The Bruzzaniti 'ndrina is a clan of the 'Ndrangheta, a criminal and mafia-type organisation in Calabria, Italy. The 'ndrina is based in Africo, located in the Locride area, but has a strong presence in Lombardy, in particular in Milan. They are historically allied to the Morabito and Palamara 'ndrine, both also from Africo.

== History ==
The Bruzzanti 'ndrina is heavily involved in international drug trafficking, extortion, and infiltration of public contracts, often operating in alliance with the Morabito and Palamara 'ndrine. The group has been the subject of multiple large-scale anti-mafia investigations, which have led to numerous arrests and the seizure of large quantities of cocaine trafficked from South America through Europe. In addition to their historic presence in Africo, authorities have documented the 'ndrina's strong presence in Northern Italy, in particular in Milan, and its connections to public officials, professionals, and infiltration into local businesses, construction projects, and public tenders.

Their activities have also included the manipulation of contracts related to major infrastructure projects in Calabria, including the Strada statale 106 Jonica, and the laundering of criminal proceeds through legitimate businesses. According to reports, the Bruzzaniti are also involved in drug trafficking schemes with the Camorra's Casalesi clan. Over the years, millions of euros in assets have been seized from key figures of the group.

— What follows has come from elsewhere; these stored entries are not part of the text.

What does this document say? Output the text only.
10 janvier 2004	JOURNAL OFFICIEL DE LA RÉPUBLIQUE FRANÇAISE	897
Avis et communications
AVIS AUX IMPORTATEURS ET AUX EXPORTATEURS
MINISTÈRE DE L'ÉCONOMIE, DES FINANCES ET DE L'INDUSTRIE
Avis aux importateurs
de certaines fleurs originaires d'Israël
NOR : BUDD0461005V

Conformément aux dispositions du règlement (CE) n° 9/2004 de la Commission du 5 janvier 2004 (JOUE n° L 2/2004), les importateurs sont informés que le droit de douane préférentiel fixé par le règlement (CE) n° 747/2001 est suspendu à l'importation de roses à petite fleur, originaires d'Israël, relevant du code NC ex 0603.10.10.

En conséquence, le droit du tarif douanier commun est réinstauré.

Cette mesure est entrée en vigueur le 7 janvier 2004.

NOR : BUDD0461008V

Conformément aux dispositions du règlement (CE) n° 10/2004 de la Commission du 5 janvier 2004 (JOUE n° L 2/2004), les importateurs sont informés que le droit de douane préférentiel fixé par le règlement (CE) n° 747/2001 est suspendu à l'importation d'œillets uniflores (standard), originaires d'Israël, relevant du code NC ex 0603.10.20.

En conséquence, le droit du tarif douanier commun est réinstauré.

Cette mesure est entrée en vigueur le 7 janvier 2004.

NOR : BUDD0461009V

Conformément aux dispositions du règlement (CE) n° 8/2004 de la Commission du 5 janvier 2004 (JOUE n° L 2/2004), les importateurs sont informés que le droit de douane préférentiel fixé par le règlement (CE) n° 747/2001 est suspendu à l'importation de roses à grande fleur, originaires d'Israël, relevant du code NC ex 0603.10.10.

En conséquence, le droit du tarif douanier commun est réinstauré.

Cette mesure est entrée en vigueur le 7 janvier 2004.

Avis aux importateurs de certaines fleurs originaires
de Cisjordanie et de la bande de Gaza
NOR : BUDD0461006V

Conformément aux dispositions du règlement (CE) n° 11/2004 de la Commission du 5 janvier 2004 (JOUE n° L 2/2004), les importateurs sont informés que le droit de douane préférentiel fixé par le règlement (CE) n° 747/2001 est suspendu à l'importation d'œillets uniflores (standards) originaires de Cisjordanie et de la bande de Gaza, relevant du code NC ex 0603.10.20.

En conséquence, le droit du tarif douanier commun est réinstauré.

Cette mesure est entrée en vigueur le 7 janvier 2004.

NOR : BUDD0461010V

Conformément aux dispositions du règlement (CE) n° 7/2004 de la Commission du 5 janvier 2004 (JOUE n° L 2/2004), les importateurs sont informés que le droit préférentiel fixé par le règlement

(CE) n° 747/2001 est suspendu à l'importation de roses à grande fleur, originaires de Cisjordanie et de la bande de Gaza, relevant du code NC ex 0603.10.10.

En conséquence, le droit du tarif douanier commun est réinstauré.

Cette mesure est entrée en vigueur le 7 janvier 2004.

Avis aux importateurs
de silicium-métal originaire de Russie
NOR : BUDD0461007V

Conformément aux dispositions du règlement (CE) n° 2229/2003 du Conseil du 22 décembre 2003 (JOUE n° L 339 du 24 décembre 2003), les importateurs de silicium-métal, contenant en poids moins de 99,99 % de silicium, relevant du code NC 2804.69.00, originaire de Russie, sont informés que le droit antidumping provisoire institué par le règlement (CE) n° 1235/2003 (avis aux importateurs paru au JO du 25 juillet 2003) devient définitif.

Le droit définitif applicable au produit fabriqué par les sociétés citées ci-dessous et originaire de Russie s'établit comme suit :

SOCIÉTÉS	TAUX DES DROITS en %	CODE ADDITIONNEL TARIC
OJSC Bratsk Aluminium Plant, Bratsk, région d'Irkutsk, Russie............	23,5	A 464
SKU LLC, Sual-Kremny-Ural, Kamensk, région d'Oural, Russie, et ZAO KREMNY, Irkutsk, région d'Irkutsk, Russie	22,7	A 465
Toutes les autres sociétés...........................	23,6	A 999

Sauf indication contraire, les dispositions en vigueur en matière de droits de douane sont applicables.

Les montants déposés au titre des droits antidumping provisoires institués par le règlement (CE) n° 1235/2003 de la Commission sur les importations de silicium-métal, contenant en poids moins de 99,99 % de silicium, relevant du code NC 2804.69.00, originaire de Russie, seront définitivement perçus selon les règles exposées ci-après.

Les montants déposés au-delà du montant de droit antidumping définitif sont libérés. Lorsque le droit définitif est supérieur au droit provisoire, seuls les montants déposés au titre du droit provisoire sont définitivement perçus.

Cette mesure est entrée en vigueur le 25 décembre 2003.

A prominent member, Bartolo Bruzzaniti, described by prosecutors as a figure of "absolute criminal importance", was arrested in Jounieh, Lebanon, in 2023 after years on the run. He was wanted by four Italian prosecutors and had previously evaded capture during Operation Levante, which targeted international drug trafficking linked to the 'Ndrangheta. Investigations revealed he had helped finance the fugitive life of Rocco Morabito, a major cocaine broker also from Africo, and member of the Morabito 'ndrina. Bartolo Bruzzaniti reportedly owned a luxury restaurant in Lebanon, where he was ultimately captured, and had also established ties with Raffaele Imperiale, a prominent international drug trafficker affiliated with the Camorra, who is now a cooperating witness in Italy.